The sport can credit many Canadians for enhancing its popularity. Davey Barr, of Whistler, B.C., was one of the original members of the Canadian ski cross team; in 2008, Barr won the first ski cross World Cup race in North America. Recently retired Ashleigh McIvor, also from Whistler, B.C., is the first female Olympic gold medalist in the sport of ski cross. After competing internationally since 2004, McIvor exits the sport with 11 World Cup podium finishes. This year, B.C.-native Marielle Thompson made history by becoming the first Canadian to win an individual World Cup Crystal Globe in ski cross, and she scored her first World Cup victory during the women’s final in Blue Mountain, Ont. Calgary native Brady Leman is currently ranked second in the world in the category of ski cross racing, after leaving the field of alpine racing in 2008. Another of Canada’s notable ski cross superstars, Chris Del Bosco, is a reigning world champion and 2012 X Games gold medalist, with 17 World Cup podium finishes. Del Bosco became a household name when he finished in fourth place after crashing during the 2010 Olympics.

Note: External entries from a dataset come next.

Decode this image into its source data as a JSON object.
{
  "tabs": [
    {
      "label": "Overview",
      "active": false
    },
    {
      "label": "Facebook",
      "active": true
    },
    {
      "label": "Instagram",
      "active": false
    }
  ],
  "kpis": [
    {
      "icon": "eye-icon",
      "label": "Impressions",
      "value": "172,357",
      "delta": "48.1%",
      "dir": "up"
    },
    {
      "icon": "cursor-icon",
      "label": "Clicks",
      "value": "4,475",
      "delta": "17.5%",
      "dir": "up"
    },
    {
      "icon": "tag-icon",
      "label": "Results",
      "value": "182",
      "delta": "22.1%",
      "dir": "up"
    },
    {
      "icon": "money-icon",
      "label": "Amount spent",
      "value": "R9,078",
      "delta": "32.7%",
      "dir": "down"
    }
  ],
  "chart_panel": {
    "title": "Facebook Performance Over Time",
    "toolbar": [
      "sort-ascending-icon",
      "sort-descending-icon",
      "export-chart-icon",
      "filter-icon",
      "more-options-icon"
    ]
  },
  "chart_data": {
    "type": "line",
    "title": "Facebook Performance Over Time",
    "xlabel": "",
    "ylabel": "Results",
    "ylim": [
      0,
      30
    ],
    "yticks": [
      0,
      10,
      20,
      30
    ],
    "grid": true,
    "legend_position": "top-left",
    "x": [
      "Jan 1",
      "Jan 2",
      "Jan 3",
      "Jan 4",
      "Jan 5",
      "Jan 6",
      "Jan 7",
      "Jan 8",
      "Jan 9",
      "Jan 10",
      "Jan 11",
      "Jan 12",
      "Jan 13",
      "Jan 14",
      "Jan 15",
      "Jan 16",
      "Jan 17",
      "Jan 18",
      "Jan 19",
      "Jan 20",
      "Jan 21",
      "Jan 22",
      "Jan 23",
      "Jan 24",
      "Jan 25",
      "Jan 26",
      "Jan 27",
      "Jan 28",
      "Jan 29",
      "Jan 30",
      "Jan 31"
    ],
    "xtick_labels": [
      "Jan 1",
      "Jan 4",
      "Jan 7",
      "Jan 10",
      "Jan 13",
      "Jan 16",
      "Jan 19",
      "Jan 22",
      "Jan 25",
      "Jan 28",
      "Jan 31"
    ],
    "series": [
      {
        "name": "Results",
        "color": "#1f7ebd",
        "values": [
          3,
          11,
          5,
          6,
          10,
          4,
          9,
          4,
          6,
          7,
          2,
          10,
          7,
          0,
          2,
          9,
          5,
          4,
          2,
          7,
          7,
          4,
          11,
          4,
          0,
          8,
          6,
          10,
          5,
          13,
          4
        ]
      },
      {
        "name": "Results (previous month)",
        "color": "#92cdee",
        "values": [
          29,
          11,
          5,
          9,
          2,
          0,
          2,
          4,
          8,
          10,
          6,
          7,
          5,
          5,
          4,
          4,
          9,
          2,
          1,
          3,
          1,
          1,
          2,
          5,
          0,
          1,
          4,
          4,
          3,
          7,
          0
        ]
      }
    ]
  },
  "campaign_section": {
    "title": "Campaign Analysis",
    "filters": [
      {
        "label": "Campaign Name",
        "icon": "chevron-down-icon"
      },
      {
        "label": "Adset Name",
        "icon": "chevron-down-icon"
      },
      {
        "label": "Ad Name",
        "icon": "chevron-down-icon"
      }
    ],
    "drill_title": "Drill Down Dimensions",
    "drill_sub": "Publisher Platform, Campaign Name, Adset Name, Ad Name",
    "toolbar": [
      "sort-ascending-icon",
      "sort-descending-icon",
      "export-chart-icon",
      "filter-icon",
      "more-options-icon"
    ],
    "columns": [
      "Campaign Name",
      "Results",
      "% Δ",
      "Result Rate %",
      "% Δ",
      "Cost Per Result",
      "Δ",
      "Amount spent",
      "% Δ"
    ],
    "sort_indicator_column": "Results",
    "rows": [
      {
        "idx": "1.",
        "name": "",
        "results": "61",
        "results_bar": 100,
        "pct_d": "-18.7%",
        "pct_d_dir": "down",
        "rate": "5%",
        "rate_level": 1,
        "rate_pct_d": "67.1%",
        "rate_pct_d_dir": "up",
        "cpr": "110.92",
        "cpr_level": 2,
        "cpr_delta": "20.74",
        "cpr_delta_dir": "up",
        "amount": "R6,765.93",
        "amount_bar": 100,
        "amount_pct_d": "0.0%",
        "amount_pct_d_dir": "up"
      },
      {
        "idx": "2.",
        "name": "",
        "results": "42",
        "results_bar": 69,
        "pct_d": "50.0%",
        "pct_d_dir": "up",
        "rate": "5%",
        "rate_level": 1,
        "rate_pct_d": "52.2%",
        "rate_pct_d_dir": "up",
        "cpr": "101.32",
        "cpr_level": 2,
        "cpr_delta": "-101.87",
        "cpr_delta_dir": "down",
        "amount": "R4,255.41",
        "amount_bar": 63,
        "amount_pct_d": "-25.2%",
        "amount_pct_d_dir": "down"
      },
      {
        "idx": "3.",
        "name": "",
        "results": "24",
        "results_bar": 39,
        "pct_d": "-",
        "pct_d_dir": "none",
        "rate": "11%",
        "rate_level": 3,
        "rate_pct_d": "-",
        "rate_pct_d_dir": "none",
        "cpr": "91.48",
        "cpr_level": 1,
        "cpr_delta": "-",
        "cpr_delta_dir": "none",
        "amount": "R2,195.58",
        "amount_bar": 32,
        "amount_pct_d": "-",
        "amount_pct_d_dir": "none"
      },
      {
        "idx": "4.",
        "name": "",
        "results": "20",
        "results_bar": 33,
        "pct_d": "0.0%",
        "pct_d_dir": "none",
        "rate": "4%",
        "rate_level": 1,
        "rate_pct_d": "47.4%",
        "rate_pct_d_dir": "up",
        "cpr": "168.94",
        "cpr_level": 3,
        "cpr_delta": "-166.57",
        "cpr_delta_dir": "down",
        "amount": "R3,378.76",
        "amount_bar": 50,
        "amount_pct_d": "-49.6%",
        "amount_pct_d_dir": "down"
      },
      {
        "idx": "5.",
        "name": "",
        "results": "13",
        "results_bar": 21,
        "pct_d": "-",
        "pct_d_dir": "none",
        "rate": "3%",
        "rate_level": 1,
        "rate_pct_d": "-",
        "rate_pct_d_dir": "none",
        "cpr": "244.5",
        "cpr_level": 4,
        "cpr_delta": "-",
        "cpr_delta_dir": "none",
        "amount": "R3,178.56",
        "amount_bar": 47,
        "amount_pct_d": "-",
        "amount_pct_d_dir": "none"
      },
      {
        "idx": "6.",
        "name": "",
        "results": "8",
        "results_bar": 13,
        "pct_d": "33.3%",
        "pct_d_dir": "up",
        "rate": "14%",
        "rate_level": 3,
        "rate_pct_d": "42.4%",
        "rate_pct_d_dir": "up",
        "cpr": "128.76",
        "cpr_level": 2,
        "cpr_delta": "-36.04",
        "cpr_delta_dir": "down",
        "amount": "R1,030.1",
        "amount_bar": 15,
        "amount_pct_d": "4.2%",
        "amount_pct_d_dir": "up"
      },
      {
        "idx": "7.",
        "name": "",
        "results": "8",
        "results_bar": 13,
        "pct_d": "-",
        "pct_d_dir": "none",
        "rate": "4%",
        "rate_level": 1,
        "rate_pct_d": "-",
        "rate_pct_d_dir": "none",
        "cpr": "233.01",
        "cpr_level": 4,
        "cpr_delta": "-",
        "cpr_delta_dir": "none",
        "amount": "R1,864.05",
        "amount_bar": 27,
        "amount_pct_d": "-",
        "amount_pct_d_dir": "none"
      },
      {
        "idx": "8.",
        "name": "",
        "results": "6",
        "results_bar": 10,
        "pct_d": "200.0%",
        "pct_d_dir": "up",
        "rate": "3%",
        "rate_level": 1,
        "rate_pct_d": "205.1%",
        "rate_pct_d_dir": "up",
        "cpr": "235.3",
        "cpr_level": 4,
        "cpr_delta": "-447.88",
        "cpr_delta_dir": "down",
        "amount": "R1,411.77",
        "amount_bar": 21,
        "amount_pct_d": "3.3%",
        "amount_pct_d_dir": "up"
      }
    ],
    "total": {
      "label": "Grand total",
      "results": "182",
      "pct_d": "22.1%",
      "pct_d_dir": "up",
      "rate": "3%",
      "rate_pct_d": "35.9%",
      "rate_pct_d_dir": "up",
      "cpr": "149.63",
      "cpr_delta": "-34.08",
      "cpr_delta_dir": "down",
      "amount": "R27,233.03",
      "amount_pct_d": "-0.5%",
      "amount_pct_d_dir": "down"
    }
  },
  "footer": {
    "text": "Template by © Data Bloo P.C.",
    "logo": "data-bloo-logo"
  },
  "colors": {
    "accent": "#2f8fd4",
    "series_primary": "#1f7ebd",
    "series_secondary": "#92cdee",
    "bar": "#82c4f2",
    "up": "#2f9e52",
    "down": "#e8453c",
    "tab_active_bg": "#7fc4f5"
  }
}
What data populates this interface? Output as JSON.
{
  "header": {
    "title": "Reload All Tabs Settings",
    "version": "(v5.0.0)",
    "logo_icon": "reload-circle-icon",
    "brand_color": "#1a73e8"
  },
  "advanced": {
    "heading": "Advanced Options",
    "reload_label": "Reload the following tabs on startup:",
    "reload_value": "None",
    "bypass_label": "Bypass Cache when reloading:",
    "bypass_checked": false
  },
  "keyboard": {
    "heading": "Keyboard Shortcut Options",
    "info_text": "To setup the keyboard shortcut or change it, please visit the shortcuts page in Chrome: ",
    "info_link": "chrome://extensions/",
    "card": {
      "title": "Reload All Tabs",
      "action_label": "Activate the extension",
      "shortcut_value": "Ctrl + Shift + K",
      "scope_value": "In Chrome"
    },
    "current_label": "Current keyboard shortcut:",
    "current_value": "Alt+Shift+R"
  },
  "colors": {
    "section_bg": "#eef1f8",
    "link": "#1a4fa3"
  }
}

Ski cross, like many “extreme” sports, while being extremely entertaining, can also be extremely dangerous – Nik Zoricic, a Toronto native who was a popular member of the Alpine Canada national ski cross team, was involved in a fatal crash this year during a World Cup race in Switzerland. When the Canadian team won the Nations’ Cup as the top ski cross team on the World Cup circuit for 2011–12 (their fourth Nations’ Cup victory in a row), it was dedicated to Zoricic’s memory. Also in his memory, tax-deductible donations can be made to Alpine Canada in Zoricic’s name, and the funds will be contributed to a charitable organization that supports young athletes in Canada.